Additionally, it is necessary to consider the possibility of the formation of autoantigens and haptens (primarily phospholipids) not only as a result of the molecular modification of atherogenic lipoproteins but also the potential formation of other autoantigens due to a variety of reasons [67][94][95][96][97]. These reasons include molecular mimicry of microbial proteins during atheroma infection, “bystander activation”—the release of autoantigens from tissue damaged by inflammation, polyclonal activation of lymphocytes, “epitope spreading”—where the targets of autoimmune responses are expanded by including other epitopes on the same protein or in other proteins in the same tissue, systemic or local immune dysfunction, Treg deficiency, and increased mutagenesis (for example, as a result of oxidative cellular stress) and decreased efficiency of utilizing abnormal proteins. Another potential cause of immune dysfunction in atherosclerosis is increased stem cell proliferation, which can accelerate negative somatic evolution and proliferation of myeloid cell clones with driver mutations [98].

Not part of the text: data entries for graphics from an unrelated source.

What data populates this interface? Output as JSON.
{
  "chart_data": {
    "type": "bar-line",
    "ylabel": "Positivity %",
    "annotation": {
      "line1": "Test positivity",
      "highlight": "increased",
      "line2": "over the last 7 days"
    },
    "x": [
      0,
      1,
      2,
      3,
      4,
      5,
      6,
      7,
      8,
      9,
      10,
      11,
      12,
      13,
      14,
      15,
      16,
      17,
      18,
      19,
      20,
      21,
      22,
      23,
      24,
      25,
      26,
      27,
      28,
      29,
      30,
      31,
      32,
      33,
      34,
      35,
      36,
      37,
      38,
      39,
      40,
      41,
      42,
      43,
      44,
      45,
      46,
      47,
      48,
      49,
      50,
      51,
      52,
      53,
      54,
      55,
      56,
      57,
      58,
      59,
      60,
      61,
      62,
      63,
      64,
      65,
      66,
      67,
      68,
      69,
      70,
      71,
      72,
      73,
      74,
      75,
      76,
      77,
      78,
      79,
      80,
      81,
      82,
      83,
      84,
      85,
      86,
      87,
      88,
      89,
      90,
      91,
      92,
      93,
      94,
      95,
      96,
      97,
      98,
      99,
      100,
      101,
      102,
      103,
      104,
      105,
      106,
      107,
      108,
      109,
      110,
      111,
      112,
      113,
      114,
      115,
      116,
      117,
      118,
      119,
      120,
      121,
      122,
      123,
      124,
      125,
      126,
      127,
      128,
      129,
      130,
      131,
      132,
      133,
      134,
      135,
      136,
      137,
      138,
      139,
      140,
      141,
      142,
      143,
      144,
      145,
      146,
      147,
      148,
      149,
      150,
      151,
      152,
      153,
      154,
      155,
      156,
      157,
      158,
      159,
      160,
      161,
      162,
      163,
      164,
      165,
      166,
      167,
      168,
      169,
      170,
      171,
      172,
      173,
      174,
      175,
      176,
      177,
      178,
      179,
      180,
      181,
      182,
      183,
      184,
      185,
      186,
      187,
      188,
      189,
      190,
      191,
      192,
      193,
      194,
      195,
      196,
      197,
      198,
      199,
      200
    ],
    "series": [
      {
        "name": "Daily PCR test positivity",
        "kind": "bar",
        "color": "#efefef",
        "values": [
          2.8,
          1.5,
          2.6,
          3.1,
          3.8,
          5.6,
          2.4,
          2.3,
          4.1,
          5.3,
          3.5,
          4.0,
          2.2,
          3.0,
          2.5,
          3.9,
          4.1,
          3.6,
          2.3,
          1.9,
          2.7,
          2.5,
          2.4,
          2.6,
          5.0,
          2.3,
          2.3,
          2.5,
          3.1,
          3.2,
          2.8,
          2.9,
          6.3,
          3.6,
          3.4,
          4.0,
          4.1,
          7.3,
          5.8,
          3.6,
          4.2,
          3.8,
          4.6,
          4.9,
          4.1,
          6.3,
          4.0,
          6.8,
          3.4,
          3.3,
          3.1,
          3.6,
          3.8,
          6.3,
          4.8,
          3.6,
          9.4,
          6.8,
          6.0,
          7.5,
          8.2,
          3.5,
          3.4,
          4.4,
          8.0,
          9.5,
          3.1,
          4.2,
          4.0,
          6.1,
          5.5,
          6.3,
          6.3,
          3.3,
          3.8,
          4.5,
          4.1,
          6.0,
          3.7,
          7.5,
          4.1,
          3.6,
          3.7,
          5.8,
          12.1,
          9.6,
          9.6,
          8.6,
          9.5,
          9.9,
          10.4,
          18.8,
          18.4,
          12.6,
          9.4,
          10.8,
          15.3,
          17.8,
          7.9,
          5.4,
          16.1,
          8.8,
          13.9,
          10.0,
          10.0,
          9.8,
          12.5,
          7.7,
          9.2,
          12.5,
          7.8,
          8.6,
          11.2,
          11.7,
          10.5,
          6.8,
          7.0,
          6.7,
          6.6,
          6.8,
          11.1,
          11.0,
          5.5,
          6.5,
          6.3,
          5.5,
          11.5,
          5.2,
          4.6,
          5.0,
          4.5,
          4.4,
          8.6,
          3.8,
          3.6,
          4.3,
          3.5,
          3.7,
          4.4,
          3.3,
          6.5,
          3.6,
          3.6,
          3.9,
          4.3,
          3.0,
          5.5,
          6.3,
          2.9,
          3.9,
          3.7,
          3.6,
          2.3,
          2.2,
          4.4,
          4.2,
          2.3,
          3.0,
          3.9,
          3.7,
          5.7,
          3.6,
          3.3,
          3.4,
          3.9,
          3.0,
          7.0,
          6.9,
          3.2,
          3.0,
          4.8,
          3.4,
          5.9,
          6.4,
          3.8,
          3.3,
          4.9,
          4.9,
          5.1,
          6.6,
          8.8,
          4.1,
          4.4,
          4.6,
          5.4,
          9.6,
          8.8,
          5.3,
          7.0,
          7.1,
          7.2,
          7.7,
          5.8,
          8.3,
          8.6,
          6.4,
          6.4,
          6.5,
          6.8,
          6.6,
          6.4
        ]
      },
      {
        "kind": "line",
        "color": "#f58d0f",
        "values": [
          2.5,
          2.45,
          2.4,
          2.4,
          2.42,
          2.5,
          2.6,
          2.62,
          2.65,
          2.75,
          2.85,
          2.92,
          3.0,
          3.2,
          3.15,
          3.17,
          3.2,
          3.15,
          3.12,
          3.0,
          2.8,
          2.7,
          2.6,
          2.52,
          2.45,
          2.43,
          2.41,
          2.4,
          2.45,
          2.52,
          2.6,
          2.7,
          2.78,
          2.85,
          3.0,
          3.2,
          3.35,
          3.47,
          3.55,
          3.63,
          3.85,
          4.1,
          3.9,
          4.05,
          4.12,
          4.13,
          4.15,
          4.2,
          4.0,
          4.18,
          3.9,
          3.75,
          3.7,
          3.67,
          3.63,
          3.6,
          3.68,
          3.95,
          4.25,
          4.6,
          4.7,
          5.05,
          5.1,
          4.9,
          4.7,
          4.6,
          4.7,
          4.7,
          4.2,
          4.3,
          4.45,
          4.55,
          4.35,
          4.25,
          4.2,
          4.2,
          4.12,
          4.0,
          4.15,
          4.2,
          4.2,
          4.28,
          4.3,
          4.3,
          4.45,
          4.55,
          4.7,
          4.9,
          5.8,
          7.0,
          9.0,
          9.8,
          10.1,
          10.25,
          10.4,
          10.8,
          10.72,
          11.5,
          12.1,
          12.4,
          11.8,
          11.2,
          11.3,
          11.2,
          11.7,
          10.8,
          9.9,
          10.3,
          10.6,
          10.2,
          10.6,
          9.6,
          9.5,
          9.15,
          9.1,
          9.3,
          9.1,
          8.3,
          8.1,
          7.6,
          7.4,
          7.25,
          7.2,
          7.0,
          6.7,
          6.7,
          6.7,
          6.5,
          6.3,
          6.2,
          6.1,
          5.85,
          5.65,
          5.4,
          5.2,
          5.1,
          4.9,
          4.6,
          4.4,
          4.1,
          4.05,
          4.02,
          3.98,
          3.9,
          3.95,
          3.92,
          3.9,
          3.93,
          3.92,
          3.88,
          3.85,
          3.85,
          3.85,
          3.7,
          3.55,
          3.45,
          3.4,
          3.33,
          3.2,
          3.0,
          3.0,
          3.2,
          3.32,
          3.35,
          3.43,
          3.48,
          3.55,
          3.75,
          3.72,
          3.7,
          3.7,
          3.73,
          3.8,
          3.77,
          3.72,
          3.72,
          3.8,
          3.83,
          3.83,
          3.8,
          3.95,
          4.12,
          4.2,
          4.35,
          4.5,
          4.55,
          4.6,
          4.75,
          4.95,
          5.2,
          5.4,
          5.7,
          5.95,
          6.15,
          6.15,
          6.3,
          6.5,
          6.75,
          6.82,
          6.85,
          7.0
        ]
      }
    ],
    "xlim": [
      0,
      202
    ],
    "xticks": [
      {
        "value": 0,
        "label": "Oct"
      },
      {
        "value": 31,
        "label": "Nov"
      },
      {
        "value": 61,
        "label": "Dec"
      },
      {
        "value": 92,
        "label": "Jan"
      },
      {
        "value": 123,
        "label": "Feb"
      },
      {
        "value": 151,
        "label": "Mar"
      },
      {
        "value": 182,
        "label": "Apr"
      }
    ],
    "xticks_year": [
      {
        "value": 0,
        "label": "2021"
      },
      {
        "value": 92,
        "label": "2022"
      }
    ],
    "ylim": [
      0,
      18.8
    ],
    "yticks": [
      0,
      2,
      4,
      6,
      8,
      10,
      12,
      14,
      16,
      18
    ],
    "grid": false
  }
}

Thus, there is currently no doubt about the involvement of autoimmune mechanisms in the development of atherosclerosis, both as inducers of inflammation and as factors that facilitate the clearance of modified Lp from the bloodstream. Simultaneously, there is no convincing reason to deny the key role of scavenger receptor (SR)-dependent uptake of modified LDL by Mf and VSMCs in atherogenesis, which subsequently leads to foam cell formation.

4. Summary

In summary, the development of atherosclerosis is mediated by a complex interplay between innate and adaptive immune mechanisms, with inflammation primarily driven by inflammatory Mf and foam cells. Modified Lp and cholesterol deposition in the intercellular matrix and foam cells serve as major triggers of inflammation, with autoimmune and infectious factors also playing a role. The different immune reactivity vectors (I1, I2, I3, I-reg) are involved in the inflammatory process and may be localized in different layers of the atheroma, with the ratio of these immune responses affecting the severity of inflammation and stability of the atherosclerotic plaque. Despite the involvement of autoimmune mechanisms, the role of SR-dependent uptake of modified LDL by Mf and VSMCs with the subsequent formation of foam cells cannot be ignored in the development of atherosclerosis.